Friday, April 13, 2018

For Gen Z, Gen Y, Movie Ads Prove The Big Draw

Commentary

 

The bigger the better may be a draw for a younger crowd when it comes to video screen advertising. But make it personal as well.

In a recent Kantar Millward Brown study, the most positive advertising form for young consumers — Gen Z (born in 1993 onward) and Gen Y (born in 1980 onward) — is cinema advertising.
Each of those groups gave cinema a positive 62% experience. When looking at all demo groups overall, the numbers were pretty good for cinema in general — with a 49% approval number.
The study also notes that Gen Z numbers are up for mobile video ads in terms of approval versus 2016 — one of only two areas showing gains for any groups. Only billboard/outdoor advertising also showed an uptick versus 2016 — now at 56% for Gen Y.
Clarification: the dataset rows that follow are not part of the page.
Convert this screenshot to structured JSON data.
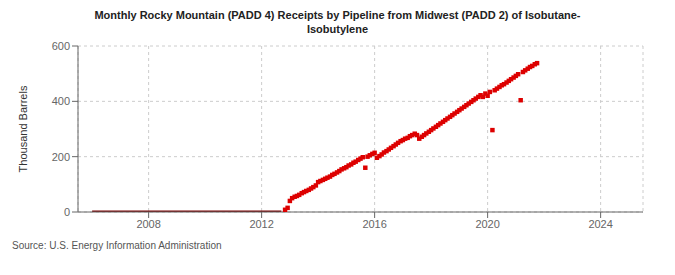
{
  "chart_data": {
    "type": "scatter",
    "title": "Monthly Rocky Mountain (PADD 4) Receipts by Pipeline from Midwest (PADD 2) of Isobutane-\nIsobutylene",
    "ylabel": "Thousand Barrels",
    "annotations": [
      "Source: U.S. Energy Information Administration"
    ],
    "xlim": [
      2005.5,
      2025.5
    ],
    "xticks": [
      2008,
      2012,
      2016,
      2020,
      2024
    ],
    "ylim": [
      0,
      600
    ],
    "yticks": [
      0,
      200,
      400,
      600
    ],
    "grid": true,
    "series": [
      {
        "type": "line",
        "color": "#7a0000",
        "line_style": "solid",
        "x": [
          2006.0,
          2006.1,
          2006.2,
          2006.3,
          2006.4,
          2006.5,
          2006.6,
          2006.7,
          2006.8,
          2006.9,
          2007.0,
          2007.1,
          2007.2,
          2007.3,
          2007.4,
          2007.5,
          2007.6,
          2007.7,
          2007.8,
          2007.9,
          2008.0,
          2008.1,
          2008.2,
          2008.3,
          2008.4,
          2008.5,
          2008.6,
          2008.7,
          2008.8,
          2008.9,
          2009.0,
          2009.1,
          2009.2,
          2009.3,
          2009.4,
          2009.5,
          2009.6,
          2009.7,
          2009.8,
          2009.9,
          2010.0,
          2010.1,
          2010.2,
          2010.3,
          2010.4,
          2010.5,
          2010.6,
          2010.7,
          2010.8,
          2010.9,
          2011.0,
          2011.1,
          2011.2,
          2011.3,
          2011.4,
          2011.5,
          2011.6,
          2011.7,
          2011.8,
          2011.9,
          2012.0,
          2012.1,
          2012.2,
          2012.3,
          2012.4,
          2012.5,
          2012.6,
          2012.7
        ],
        "values": [
          0,
          0,
          0,
          0,
          0,
          0,
          0,
          0,
          0,
          0,
          0,
          0,
          0,
          0,
          0,
          0,
          0,
          0,
          0,
          0,
          0,
          0,
          0,
          0,
          0,
          0,
          0,
          0,
          0,
          0,
          0,
          0,
          0,
          0,
          0,
          0,
          0,
          0,
          0,
          0,
          0,
          0,
          0,
          0,
          0,
          0,
          0,
          0,
          0,
          0,
          0,
          0,
          0,
          0,
          0,
          0,
          0,
          0,
          0,
          0,
          0,
          0,
          0,
          0,
          0,
          0,
          0,
          0
        ]
      },
      {
        "type": "scatter",
        "color": "#dd0000",
        "marker": "square",
        "x": [
          2012.83,
          2012.92,
          2013.0,
          2013.08,
          2013.17,
          2013.25,
          2013.33,
          2013.42,
          2013.5,
          2013.58,
          2013.67,
          2013.75,
          2013.83,
          2013.92,
          2014.0,
          2014.08,
          2014.17,
          2014.25,
          2014.33,
          2014.42,
          2014.5,
          2014.58,
          2014.67,
          2014.75,
          2014.83,
          2014.92,
          2015.0,
          2015.08,
          2015.17,
          2015.25,
          2015.33,
          2015.42,
          2015.5,
          2015.58,
          2015.67,
          2015.75,
          2015.83,
          2015.92,
          2016.0,
          2016.08,
          2016.17,
          2016.25,
          2016.33,
          2016.42,
          2016.5,
          2016.58,
          2016.67,
          2016.75,
          2016.83,
          2016.92,
          2017.0,
          2017.08,
          2017.17,
          2017.25,
          2017.33,
          2017.42,
          2017.5,
          2017.58,
          2017.67,
          2017.75,
          2017.83,
          2017.92,
          2018.0,
          2018.08,
          2018.17,
          2018.25,
          2018.33,
          2018.42,
          2018.5,
          2018.58,
          2018.67,
          2018.75,
          2018.83,
          2018.92,
          2019.0,
          2019.08,
          2019.17,
          2019.25,
          2019.33,
          2019.42,
          2019.5,
          2019.58,
          2019.67,
          2019.75,
          2019.83,
          2019.92,
          2020.0,
          2020.08,
          2020.17,
          2020.25,
          2020.33,
          2020.42,
          2020.5,
          2020.58,
          2020.67,
          2020.75,
          2020.83,
          2020.92,
          2021.0,
          2021.08,
          2021.17,
          2021.25,
          2021.33,
          2021.42,
          2021.5,
          2021.58,
          2021.67,
          2021.75
        ],
        "values": [
          8,
          15,
          40,
          50,
          55,
          58,
          62,
          68,
          72,
          76,
          80,
          85,
          90,
          96,
          108,
          112,
          116,
          120,
          124,
          128,
          134,
          138,
          143,
          148,
          154,
          158,
          162,
          168,
          172,
          178,
          182,
          188,
          193,
          198,
          160,
          200,
          205,
          210,
          214,
          196,
          202,
          208,
          215,
          220,
          226,
          232,
          238,
          244,
          250,
          256,
          260,
          265,
          268,
          274,
          278,
          283,
          278,
          265,
          272,
          278,
          284,
          290,
          296,
          302,
          308,
          314,
          320,
          326,
          332,
          338,
          344,
          350,
          356,
          362,
          368,
          374,
          380,
          386,
          392,
          398,
          404,
          410,
          416,
          422,
          416,
          428,
          420,
          434,
          296,
          440,
          446,
          452,
          458,
          462,
          468,
          474,
          480,
          486,
          492,
          498,
          404,
          506,
          512,
          518,
          524,
          528,
          534,
          538
        ]
      }
    ]
  }
}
Mobile video seems to have a big future. Still, overall approval is just 25% — but headed in right direction for younger demos.
 
What about other advertising platforms? Many continue to register poor results — including magazine ads, online search ads, online display ads, online video ads, and mobile display ads.
One area that may be somewhat positive is traditional media. TV, outdoor, newspaper and radio ads witnessed no change versus two years ago, with good but not great approval numbers — at 44%, 46%, 43%, and 39%, respectively.

With many disruptive issues around the video advertising format — including the ability to skip digital video advertising after only a few seconds — consumers, especially young consumers, seem to have little patience.
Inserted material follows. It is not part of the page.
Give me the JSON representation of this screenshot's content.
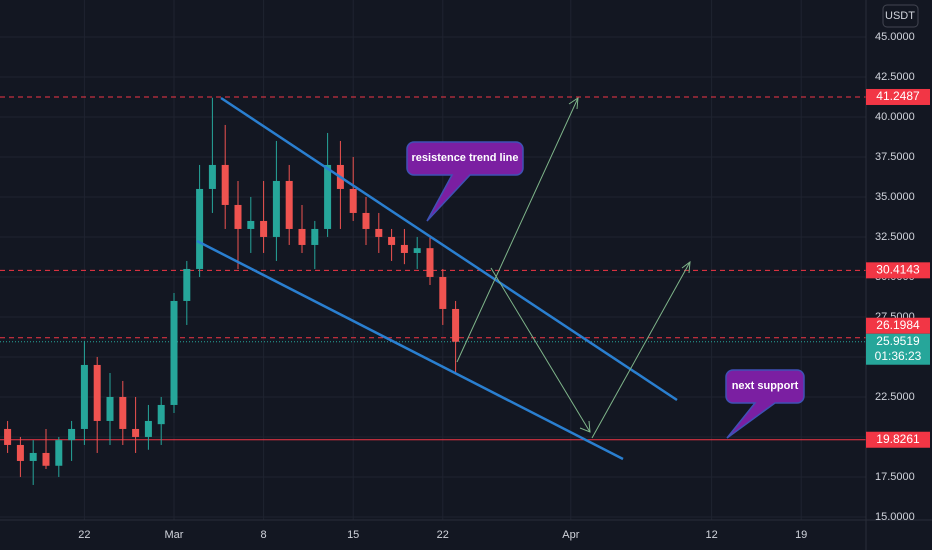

When asked which of the following types of online/mobile advertising they remembered seeing in the last two weeks, 44% of Gen Zs said they remembered seeing some ads “too many times.” When it came to repetitive ads, Gen Y numbers were at 30%.

The study came from over 14,500 interviews among 16- to-65-year-olds between August and November 2017 in 45 countries.

While young consumers seems to understand the consumer-model dynamic — advertising will remain a key piece of their digital media world — they continue to have a relatively short fuse when it comes to overbearing ad campaigns.

Stuff that just sucks — or is seen too many times — won’t get much of a second chance. But very big and some very small personal video ads might do better.